Le cas typique étant : accumuler des heures → gagner en assurance → construction d'une expertise fictive.
Ce que ça change concrètement sur la façon d'apprendre
La question n'est pas de savoir si ton domaine est "wicked" ou "kind" dans l'absolu. La réalité est plus nuancée : la plupart des domaines mélangent les deux. Un commercial opère dans un environnement globalement chaotique (relations humaines, timing, situation macroéconomique), mais certaines de ses micro-compétences sont apprenables de façon claire (maîtrise de l'argumentaire, structure d'un appel de découverte, gestion des objections courantes). Pareil pour un médecin. Pareil pour un entrepreneur.
Ce qui change, c'est ce qu'on doit rechercher, et les outils à utiliser.
Dans un environnement clair, tu peux faire confiance à l'expérience répétée :
- la pratique délibérée fonctionne et est la clé de progression
- la progression est visible et fiable
- le volume compte
Dans un environnement chaotique, faire confiance à l'expérience brute est une erreur de diagnostic. Ce n'est pas que tu n'apprends rien : tu ne peux simplement pas vérifier la fiabilité de ce que tu apprends sans construire activement les conditions du feedback.
C'est là que la majorité des apprenants se retrouvent coincés sans le savoir. Ils travaillent dur, accumulent de l'expérience, gagnent en confiance, et renforcent des patterns qui ne correspondent peut-être pas à la réalité du terrain.

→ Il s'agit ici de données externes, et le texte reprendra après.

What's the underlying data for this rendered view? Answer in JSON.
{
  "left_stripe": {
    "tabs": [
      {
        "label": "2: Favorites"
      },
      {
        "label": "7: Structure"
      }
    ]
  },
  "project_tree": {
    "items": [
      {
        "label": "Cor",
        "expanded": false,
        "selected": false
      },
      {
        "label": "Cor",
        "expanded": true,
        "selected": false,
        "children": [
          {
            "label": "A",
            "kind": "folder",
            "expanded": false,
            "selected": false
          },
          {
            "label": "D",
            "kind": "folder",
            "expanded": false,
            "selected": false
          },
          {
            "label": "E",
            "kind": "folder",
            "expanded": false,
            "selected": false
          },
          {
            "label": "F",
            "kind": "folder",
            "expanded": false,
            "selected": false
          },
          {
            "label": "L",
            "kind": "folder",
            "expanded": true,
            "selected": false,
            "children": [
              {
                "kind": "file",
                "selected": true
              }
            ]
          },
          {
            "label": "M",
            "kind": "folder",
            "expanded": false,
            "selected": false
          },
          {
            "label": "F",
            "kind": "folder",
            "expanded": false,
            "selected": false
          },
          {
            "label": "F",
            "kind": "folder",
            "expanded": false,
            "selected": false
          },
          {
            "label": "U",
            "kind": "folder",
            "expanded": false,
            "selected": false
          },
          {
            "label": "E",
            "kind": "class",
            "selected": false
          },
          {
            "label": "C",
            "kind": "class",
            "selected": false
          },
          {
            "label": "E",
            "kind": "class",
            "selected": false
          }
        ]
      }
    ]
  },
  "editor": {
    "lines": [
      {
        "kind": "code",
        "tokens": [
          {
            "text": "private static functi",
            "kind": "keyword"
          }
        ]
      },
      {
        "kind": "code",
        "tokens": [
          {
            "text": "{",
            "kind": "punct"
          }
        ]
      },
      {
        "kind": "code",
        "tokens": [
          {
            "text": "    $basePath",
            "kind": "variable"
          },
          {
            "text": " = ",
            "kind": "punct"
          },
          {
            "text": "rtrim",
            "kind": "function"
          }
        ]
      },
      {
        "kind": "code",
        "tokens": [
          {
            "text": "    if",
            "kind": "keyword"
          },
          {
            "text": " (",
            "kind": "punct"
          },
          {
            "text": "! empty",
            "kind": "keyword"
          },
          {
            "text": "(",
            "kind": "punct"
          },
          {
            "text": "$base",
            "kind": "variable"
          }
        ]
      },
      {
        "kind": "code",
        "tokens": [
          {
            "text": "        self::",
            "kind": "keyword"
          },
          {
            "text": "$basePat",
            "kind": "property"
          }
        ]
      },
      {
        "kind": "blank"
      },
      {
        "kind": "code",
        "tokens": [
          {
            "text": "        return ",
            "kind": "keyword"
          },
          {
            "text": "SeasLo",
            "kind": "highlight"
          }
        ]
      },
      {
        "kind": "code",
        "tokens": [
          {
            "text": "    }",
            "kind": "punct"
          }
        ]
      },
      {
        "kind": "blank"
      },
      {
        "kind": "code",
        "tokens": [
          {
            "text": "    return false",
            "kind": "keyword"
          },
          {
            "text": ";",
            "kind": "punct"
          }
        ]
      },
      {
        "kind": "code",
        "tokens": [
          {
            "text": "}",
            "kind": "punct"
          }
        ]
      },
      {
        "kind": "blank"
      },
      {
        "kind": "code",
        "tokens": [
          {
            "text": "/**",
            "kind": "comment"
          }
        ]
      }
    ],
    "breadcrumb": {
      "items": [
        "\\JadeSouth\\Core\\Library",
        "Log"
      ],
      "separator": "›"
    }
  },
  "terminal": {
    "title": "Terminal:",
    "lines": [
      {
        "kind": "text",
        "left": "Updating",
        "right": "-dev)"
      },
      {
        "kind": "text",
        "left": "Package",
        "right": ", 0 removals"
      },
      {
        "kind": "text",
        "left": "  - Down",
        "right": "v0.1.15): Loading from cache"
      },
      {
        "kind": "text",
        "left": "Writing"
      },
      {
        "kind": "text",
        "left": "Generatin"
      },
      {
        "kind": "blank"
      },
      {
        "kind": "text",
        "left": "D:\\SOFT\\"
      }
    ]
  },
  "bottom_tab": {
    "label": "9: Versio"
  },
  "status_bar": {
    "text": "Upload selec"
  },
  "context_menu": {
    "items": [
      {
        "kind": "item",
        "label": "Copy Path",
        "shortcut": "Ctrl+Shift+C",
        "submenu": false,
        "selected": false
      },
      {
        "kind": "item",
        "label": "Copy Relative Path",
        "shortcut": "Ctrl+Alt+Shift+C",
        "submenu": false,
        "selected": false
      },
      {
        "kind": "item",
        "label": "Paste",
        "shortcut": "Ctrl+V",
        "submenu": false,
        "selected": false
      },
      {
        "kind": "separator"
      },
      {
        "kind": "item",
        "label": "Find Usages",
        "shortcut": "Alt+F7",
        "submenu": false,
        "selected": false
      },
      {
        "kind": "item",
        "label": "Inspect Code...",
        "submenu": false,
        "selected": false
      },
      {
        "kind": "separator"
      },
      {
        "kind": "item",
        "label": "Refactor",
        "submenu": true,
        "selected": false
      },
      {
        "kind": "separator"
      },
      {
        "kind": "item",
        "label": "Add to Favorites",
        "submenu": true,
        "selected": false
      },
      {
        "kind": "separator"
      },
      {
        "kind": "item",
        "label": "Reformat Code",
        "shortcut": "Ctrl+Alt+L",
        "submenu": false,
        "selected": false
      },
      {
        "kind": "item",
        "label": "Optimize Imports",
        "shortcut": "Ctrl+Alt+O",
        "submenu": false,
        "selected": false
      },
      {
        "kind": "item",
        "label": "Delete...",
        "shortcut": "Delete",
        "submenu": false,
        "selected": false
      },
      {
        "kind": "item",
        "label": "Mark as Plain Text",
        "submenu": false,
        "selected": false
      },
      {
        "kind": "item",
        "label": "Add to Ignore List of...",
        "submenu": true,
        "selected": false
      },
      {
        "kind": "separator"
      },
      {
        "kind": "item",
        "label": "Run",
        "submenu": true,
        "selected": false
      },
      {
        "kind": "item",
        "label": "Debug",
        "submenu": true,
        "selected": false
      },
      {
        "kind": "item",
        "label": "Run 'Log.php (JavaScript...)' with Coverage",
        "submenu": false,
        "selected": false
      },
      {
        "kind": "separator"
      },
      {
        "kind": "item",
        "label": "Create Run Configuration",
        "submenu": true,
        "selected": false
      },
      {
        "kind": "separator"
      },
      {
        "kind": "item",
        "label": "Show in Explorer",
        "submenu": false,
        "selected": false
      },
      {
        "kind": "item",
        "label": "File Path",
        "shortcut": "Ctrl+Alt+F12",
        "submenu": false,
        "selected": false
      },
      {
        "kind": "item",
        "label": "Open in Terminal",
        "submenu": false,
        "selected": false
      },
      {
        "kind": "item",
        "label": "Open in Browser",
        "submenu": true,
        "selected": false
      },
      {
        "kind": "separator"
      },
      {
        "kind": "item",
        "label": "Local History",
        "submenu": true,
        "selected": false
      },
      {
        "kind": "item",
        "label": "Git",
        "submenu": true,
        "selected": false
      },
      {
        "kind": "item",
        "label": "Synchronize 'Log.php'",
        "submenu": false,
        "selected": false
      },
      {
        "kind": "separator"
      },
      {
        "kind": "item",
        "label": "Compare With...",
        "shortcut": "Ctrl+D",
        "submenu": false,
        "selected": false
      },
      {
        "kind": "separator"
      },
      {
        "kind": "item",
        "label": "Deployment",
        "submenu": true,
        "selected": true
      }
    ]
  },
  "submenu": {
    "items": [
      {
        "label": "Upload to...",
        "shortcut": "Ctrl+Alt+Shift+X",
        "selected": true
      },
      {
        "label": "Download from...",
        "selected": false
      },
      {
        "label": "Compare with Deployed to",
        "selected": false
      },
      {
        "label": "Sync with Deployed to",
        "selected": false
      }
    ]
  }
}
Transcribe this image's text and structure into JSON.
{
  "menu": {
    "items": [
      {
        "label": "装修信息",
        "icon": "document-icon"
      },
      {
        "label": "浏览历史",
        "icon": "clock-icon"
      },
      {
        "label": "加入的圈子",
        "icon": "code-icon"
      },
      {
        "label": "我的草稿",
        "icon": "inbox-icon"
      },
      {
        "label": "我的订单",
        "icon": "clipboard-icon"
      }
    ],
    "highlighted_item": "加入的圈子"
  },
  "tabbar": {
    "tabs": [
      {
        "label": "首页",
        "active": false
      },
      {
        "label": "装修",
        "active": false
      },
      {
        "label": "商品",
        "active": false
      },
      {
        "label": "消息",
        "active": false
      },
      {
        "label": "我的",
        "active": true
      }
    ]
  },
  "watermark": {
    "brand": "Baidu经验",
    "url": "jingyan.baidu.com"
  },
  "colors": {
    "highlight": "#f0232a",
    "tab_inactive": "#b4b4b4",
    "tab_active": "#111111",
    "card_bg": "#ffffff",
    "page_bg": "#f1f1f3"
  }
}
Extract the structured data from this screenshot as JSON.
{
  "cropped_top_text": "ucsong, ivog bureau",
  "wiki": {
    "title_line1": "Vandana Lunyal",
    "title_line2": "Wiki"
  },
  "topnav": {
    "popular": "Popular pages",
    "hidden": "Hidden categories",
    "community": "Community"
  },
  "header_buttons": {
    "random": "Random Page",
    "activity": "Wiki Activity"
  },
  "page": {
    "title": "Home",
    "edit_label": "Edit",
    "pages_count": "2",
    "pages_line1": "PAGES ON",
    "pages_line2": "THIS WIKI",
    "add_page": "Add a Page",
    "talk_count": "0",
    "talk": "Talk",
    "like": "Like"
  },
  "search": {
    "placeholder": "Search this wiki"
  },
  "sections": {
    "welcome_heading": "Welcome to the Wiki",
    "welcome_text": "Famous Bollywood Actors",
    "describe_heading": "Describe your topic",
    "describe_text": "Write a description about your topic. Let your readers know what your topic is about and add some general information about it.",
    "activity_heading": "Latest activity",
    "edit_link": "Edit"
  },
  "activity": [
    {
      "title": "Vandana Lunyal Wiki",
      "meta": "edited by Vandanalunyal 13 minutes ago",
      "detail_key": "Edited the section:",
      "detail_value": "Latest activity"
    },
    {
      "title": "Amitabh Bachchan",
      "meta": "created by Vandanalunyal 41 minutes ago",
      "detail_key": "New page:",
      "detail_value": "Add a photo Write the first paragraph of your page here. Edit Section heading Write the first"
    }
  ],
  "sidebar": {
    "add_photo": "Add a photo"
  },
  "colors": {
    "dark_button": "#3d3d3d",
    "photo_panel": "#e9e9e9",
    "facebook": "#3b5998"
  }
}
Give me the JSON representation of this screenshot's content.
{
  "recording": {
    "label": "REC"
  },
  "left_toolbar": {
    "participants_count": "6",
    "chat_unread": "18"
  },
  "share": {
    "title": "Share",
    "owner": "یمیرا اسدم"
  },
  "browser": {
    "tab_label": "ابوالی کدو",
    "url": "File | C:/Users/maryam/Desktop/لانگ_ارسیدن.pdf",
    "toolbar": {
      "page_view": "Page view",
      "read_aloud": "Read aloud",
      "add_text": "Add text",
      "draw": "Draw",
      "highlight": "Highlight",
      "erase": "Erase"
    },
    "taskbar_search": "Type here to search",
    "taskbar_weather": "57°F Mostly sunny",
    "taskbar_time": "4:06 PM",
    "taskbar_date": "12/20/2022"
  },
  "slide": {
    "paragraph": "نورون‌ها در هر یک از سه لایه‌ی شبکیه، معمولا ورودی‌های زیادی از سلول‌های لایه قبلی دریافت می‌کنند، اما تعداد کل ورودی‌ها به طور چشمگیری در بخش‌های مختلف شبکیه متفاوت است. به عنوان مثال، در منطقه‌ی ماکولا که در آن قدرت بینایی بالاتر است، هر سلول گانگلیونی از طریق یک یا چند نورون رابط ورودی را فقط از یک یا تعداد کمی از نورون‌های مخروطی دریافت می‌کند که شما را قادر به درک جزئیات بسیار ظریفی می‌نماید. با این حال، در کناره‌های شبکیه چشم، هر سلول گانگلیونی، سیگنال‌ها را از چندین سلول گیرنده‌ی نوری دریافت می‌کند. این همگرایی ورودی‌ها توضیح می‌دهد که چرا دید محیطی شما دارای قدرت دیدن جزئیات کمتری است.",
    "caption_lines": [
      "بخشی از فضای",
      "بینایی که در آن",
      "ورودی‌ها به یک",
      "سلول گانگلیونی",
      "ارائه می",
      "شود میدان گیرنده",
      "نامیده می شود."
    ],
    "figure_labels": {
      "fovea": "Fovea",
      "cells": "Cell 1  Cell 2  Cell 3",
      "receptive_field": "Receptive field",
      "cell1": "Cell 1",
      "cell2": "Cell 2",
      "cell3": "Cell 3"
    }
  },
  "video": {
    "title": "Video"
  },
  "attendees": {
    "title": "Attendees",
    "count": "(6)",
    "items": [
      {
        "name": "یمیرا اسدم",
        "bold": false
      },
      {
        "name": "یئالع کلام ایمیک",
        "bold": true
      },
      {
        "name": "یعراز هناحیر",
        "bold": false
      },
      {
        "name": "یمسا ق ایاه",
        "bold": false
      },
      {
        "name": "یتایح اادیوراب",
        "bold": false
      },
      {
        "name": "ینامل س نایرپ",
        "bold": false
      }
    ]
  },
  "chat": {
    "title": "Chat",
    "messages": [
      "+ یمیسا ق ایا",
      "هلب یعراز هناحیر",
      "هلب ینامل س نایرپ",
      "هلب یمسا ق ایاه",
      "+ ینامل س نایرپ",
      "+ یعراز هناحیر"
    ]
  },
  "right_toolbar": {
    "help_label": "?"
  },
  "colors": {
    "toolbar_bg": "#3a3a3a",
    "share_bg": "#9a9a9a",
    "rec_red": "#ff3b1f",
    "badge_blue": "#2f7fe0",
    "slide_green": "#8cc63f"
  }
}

L'Einstellung Effect, documenté en psychologie cognitive, décrit exactement ça : la tendance à atteindre machinalement la solution familière même quand le problème a changé. Plus tu as d'expérience, plus ce réflexe est fort. Et plus le filet de sécurité de l'expertise passée devient un piège.
Si tu veux progresser sans subir ces biais, j'ai créé un protocole complet disponible dans PolyMastery.
Diagnostiquer son propre environnement d'apprentissage
Avant de chercher à optimiser comment tu apprends, il y a une question préalable que presque personne ne se pose : est-ce que mon apprentissage se passe dans des conditions où le feedback est présent et fiable ?
3 questions pour l'évaluer :
- Est-ce que je reçois un retour clair et rapide sur la qualité de ce que je fais ?
- Est-ce que ce retour est lié directement à mon action (ou est-il pollué par des variables que je ne contrôle pas) ?
- Est-ce que je reçois ce retour assez vite pour ajuster (ou est-ce que je continue à agir longtemps avant de savoir si j'avais raison) ?
Un délai de feedback de six mois ou d'un an transforme presque n'importe quel domaine en environnement wicked, même si les règles sous-jacentes sont stables.
Si tu réponds "non" à une ou plusieurs de ces questions, tu es dans un environnement où l'expérience seule te mènera difficilement à la maîtrise. Pour la simple et bonne raison que le terrain n'est pas câblé pour produire un apprentissage fiable.
C'est aussi une information précieuse : une fois que tu sais dans quel type d'environnement tu opères, tu peux choisir une stratégie d'apprentissage adaptée, plutôt que d'appliquer par défaut les mêmes méthodes partout (c'est exactement ce qu'on va explorer dans la newsletter de la semaine prochaine).
Si on devait résumer, l'expérience ne mène à l'expertise que si le feedback est honnête, précis, et rapide. Dans les environnements où ce feedback est absent ou trompeur, l'expérience renforce les biais autant qu'elle développe la compétence.
Autrement dit, la confiance que tu ressens après des heures de pratique n'est pas une preuve que tu progresses dans la bonne direction. C'est une sensation, mais pas une mesure.
On gagnerait à se poser un moment pour diagnostiquer la nature de son environnement d'apprentissage, avant d'optimiser la méthode utilisée.
"L'expérience est le meilleur des enseignants [mais]... parfois, elle nous enseigne les mauvaises leçons."